Ben sadece doğu İsa'dan bir köylüsüyüm, bu evlat edinilmiş çocukla herkesin bana bir kutu olarak aptal olduğunu söylemeye devam ettiği.
(I'm just a plain hillbilly from East Jesus Nowhere with this adopted child that everybody keeps on telling me is dumb as a box of rocks.)

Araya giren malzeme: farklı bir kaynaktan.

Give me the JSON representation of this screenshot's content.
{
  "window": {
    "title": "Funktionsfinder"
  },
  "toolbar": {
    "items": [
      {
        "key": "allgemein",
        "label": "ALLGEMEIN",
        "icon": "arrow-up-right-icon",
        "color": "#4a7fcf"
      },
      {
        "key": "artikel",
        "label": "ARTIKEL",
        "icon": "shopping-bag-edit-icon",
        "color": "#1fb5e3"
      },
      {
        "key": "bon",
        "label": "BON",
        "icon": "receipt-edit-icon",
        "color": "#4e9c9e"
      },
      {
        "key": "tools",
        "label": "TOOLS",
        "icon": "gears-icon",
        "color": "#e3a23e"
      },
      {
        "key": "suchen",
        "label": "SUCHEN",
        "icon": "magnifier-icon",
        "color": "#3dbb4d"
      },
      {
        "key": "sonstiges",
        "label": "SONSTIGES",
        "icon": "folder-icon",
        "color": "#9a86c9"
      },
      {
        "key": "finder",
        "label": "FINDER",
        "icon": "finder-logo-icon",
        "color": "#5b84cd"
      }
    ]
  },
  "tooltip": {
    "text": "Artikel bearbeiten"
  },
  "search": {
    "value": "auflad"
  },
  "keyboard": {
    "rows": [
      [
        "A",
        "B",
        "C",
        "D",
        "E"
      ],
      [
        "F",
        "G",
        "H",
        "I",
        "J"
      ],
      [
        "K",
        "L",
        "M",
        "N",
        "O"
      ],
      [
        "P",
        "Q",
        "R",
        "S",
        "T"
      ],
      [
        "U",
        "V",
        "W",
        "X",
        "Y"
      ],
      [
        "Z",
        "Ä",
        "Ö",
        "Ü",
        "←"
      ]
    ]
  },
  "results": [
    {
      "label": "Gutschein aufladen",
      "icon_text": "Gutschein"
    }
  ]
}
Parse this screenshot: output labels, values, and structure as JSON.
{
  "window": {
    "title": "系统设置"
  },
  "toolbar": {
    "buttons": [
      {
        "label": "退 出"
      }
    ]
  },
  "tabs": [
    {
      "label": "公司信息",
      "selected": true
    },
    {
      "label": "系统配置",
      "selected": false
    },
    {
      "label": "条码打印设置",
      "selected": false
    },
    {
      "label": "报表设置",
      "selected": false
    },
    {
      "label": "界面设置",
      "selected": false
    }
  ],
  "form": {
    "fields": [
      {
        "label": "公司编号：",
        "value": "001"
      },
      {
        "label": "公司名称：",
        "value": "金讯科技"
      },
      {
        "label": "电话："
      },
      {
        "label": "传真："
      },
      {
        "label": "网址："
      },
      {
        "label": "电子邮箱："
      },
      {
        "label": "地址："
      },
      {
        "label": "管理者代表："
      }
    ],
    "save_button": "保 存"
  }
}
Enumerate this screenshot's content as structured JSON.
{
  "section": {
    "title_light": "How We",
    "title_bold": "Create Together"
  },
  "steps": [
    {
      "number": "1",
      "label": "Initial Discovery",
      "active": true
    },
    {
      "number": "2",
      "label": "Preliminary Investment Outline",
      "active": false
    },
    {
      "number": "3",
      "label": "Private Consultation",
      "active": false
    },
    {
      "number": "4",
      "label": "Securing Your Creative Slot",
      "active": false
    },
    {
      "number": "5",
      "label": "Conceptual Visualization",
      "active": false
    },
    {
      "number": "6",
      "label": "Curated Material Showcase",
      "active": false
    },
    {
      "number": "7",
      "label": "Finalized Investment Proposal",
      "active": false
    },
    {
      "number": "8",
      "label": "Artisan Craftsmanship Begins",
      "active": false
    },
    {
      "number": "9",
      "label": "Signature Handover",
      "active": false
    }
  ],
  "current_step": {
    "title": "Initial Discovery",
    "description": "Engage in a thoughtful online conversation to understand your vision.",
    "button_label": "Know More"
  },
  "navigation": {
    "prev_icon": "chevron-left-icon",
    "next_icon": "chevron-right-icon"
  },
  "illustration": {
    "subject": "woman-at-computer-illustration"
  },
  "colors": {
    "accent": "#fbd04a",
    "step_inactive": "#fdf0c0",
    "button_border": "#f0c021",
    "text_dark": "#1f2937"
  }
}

Alıntı, konuşmacının mütevazı kökenlerini yansıtır ve kendilerini uzak bir alandan "sade köylü" olarak tanımlar. Mütevazı geçmişlerini ve zekaları ve evlat edinilen çocuklarının yetenekleri konusunda karşılaştıkları toplumsal algıları vurgular. Bu kendi kendini tanımlama, hayatlarında gezindikleri zorlukların ve klişelerin tonunu belirler.
Barbara Kingsolver'ın "Fasulye Ağaçları" nda, kahraman, evlat edinilen çocuklarıyla özel bir bağ geliştirirken beklentilere meydan okuma mücadelesiyle karşılaşır. Bu yolculuk, arka planların kişinin değerini veya potansiyelini belirlemediğini gösteren esneklik, sevgi ve önyargı ile mücadele temalarını göstermektedir.